Armstrong, C. C.


HISTORY OF MACOUPIN COUNTY, ILLINOIS
WITH ILLUSTRATIONS DESCRIPTIVE OF ITS SCENERY,
AND

BIOGRAPHICAL SKETCHES OF SOME OF ITS PROMINENT MEN AND PIONEERS.

Published by Brink, McDonough & Co., Philadelphia 1879



Page 200

CAPT. JAMES P. PEARSON


Was born in Yorkshire, England, March 29th, 1816. His father, John Pearson, kept a toll gate and shoe shop, and died when the subject of this sketch was about five years old. His mother's name before marriage was Elizabeth Blankin; she married as her second husband Matthew Inman, and in 1825 came to Clark county, O., where Capt. Pearson was principally raised. While his step-father was living he was obliged to work, and had little opportunity for attending school; most of his education he obtained after he was married. After his step-father died his mother was left in comfortable circumstances and in 1834 came to Illinois. In November of that year they rented a farm at Dry Point, and settled on it the next February. For about a year and a half his mother kept a public house for the entertainment of travelers at Dry Point. In 1837 Capt. Pearson was employed in carrying the mail between Alton and St. Louis, first on a coach running between the two places, and afterward on a packet on the Mississippi river. He was married October 27th, 1837, to Tabitha Gwin, a native of Alabama, and then went to farming for himself in the western part of Gillespie township; in March, 1854, he moved to his present farm in sections three and ten in Gillespie township.

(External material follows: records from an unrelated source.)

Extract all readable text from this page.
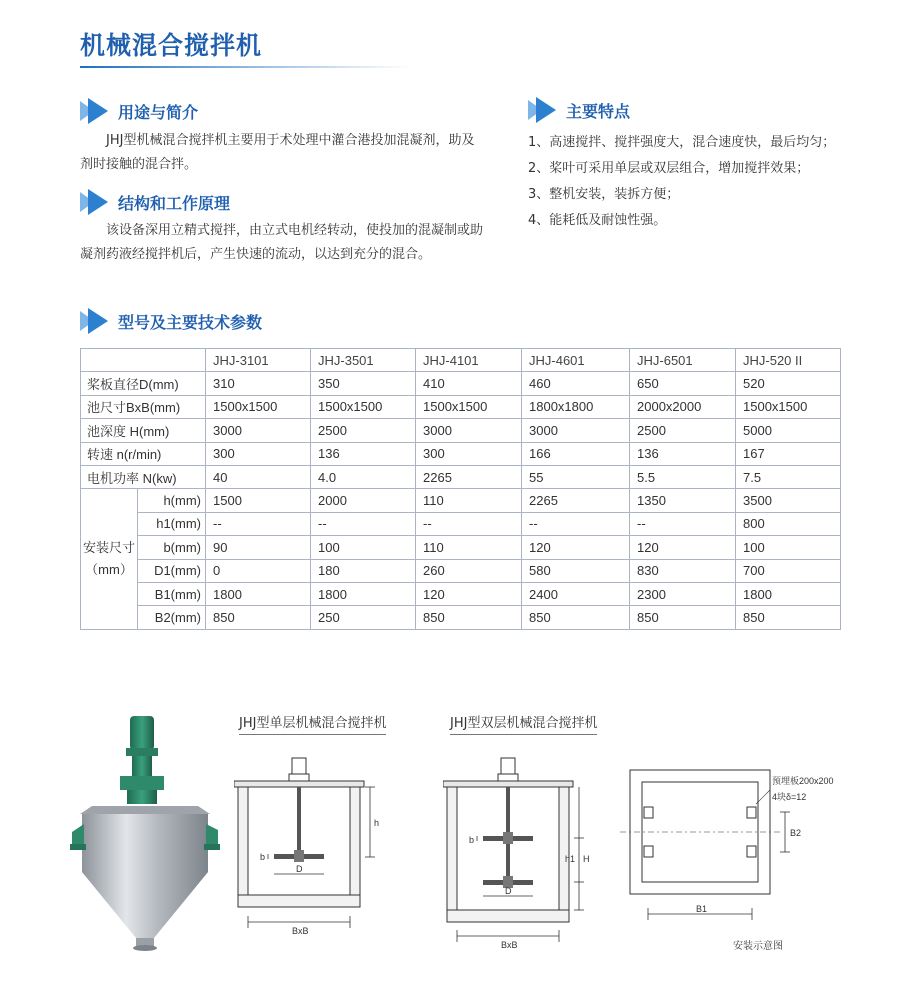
机械混合搅拌机
用途与简介

JHJ型机械混合搅拌机主要用于术处理中灌合港投加混凝剂，助及剂时接触的混合拌。

结构和工作原理

该设备深用立精式搅拌，由立式电机经转动，使投加的混凝制或助凝剂药液经搅拌机后，产生快速的流动，以达到充分的混合。

主要特点
1、高速搅拌、搅拌强度大，混合速度快，最后均匀；
2、桨叶可采用单层或双层组合，增加搅拌效果；
3、整机安装，装拆方便；
4、能耗低及耐蚀性强。
型号及主要技术参数
		JHJ-3101	JHJ-3501	JHJ-4101	JHJ-4601	JHJ-6501	JHJ-520 II
桨板直径D(mm)		310	350	410	460	650	520
池尺寸BxB(mm)		1500x1500	1500x1500	1500x1500	1800x1800	2000x2000	1500x1500
池深度 H(mm)		3000	2500	3000	3000	2500	5000
转速 n(r/min)		300	136	300	166	136	167
电机功率 N(kw)		40	4.0	2265	55	5.5	7.5

安装尺寸
（mm）	h(mm)	1500	2000	110	2265	1350	3500
	h1(mm)	--	--	--	--	--	800
	b(mm)	90	100	110	120	120	100
	D1(mm)	0	180	260	580	830	700
	B1(mm)	1800	1800	120	2400	2300	1800
	B2(mm)	850	250	850	850	850	850
JHJ型单层机械混合搅拌机
h
b
D
BxB
JHJ型双层机械混合搅拌机
h1 H
b
D
BxB
预埋板200x200
4块δ=12
B2
B1
安装示意图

Capt. Pearson was one of the soldiers of the Mexican War; he was mustered in Co. "A," First Illinois regiment, of which his uncle, William Weatherford, was lieutenant-colonel, at Alton, July 4th 1846. From Alton his regiment went to New Orleans; thence to Matagorda bay in Texas; was stationed a month at San Antonia de Bexar, and in the fall of 1846 moved into Mexico at Presidio. They were afterward stationed at several points in Northern Mexico for some months, and took part in the battle of Buena Vista in February, 1847. In that fight he was wounded, a ball carrying away a piece of bone from his ankle. They remained at Buena Vista till June, 1847, by which time the war had closed; he was mustered out at Camargo, on the Rio Grande, and reached home July 7th, 1847. This was not Capt. Pearson's first experience at soldiering; he had enlisted when only a boy, in a company of volunteers which left Ohio to take part in the Black Hawk War; on reaching Vincennes, Indiana, news reached them of the closing of the war, and they returned home; he also took part in the Mormon war at Nauvoo in Hancock county. His first wife died in February, 1848. He was married in the spring of 1849 to Mrs. William Little, formerly Miss Rebecca Gwin, sister to his first wife. Capt. Pearson has had six children; Elizabeth, who married Frank Johnson, and died in Missouri in February, 1879; Elias, who died in 1855 at the age of eighteen; Rebecca, now the wife of Edward Huddleston of Gillespie township; Martha Ann, who married Nelson Pope of Dorchester township; Mary, now Mrs. Robert Drury, of Brushy Mound township; and James M. Pearson, the youngest son, who is farming in Brushy Mound township. In politics Capt. Pearson is a democrat, and voted first for Van Buren in 1836. He was first lieutenant of the company of volunteers raised in Ohio for service in the Black Hawk war; he was first elected drum-major, and then promoted to wagon-master in the Mexican war, and everybody familiarly know him as Captain. He had no capital with which to begin life, and how has a farm of 200 acres in Gillespie township, and owns 640 acres in Missouri, of which 400 are under cultivation. He is now one of the oldest citizens of Gillespie township.